Pasamos por delante de barbacanas ocultas tras tiras de cuero. Ningún signo de vida humana, y sin embargo tenía la impresión de que decenas de miradas nos espiaban. El calor era agobiante; miríadas de moscas zumbaban ante las narices de nuestros caballos. Hacia el centro de la ciudad aparecieron algunas casas de piedra, una de dos plantas, sin duda la vivienda de un notable. Un niño de pecho lloraba detrás de una ventana con cristales. Mi padre se apeó de su caballo y fue a llamar a la puerta. ¡Chalom!, gritó. Traigo la paz y el consuelo de un amigo venido de lejos. De pronto, mi caballo coceó: un trozo de mampuesto lanzado desde un techo le había alcanzado el anca. ¡Escucha, Israel!, gritó mi padre. Quien me inspira es nuestro único Dios. En su nombre me doy a conocer. Una lluvia de piedras fue la respuesta. Una me dio en el hombro; otra hirió a mi padre en la pierna. Sin embargo, no se descorazonó y volvió a decir lo mismo ante otra casa; y ante otra, y otra; y mientras más insistía, más piedras, escombros, chatarra nos caían encima. La testera de mi caballo comenzó a sangrar; el animal se embaló y cargó contra la jauría de perros; a duras penas pude agarrarme a su cuello. Sólo se calmó al llegar a la pista del djebel, lejos de aquel lugar de pesadilla.

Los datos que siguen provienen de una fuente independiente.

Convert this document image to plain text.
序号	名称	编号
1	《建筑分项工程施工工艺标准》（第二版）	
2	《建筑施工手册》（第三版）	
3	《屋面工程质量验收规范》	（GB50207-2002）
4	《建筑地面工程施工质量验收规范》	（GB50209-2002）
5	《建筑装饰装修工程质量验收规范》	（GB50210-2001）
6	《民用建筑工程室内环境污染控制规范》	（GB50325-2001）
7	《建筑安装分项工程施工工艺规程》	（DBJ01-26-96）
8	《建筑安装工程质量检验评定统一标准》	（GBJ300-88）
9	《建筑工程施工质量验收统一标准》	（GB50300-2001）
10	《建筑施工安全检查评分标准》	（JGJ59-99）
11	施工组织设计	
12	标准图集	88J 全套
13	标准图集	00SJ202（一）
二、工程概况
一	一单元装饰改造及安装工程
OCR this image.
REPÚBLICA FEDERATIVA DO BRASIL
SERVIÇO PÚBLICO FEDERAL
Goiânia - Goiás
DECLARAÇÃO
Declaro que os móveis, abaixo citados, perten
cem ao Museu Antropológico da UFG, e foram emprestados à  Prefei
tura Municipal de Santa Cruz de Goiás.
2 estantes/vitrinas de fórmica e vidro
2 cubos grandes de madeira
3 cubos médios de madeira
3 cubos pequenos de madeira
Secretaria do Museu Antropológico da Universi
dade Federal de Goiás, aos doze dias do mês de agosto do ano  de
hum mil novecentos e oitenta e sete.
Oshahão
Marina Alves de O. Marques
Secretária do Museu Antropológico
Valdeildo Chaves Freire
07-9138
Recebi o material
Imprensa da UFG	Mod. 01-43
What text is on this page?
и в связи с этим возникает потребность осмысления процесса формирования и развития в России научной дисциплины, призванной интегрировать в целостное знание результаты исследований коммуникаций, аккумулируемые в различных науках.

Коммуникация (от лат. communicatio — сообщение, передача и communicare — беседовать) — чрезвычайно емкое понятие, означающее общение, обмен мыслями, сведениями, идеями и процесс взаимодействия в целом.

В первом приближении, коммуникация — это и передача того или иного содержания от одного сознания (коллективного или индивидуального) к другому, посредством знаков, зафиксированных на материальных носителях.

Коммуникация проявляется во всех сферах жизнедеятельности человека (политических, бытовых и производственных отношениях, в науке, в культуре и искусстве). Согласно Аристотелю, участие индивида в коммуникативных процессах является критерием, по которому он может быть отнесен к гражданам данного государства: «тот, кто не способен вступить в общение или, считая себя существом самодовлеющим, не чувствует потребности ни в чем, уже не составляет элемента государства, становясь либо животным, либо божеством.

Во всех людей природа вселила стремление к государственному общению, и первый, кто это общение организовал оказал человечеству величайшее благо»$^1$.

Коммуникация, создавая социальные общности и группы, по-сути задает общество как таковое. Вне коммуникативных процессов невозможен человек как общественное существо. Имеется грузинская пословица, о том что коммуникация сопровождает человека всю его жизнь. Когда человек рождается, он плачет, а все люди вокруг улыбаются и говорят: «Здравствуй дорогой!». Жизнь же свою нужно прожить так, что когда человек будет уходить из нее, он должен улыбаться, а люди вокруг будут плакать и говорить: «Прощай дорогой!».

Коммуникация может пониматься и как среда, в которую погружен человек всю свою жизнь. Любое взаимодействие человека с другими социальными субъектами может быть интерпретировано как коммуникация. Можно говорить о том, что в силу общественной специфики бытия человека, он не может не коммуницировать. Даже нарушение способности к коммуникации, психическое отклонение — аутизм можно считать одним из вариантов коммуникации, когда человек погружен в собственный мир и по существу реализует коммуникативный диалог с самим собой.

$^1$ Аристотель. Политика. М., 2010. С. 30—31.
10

Algo más tarde mi padre se reunió conmigo, lleno de polvo y frotándose la pierna, con el aspecto deshecho. Ciertamente para él fue un golpe bajo. Escribir palabras alentadoras en la tranquilidad de un despacho de trabajo y al resguardo del peligro inmediato era una cosa; enfrentarse con la complejidad de una situación sin salida, y con los reflejos de masa de una colectividad asustada y temerosa era otra. Lo que allí ascendía de las profundidades acarreaba el cieno de la noche de los tiempos, la primera estampería de la que el hombre hubiera sido capaz, el estremecimiento de la pareja original semidesnuda en la clara mañana de su caída, ante la puerta prohibida en adelante para siempre jamás.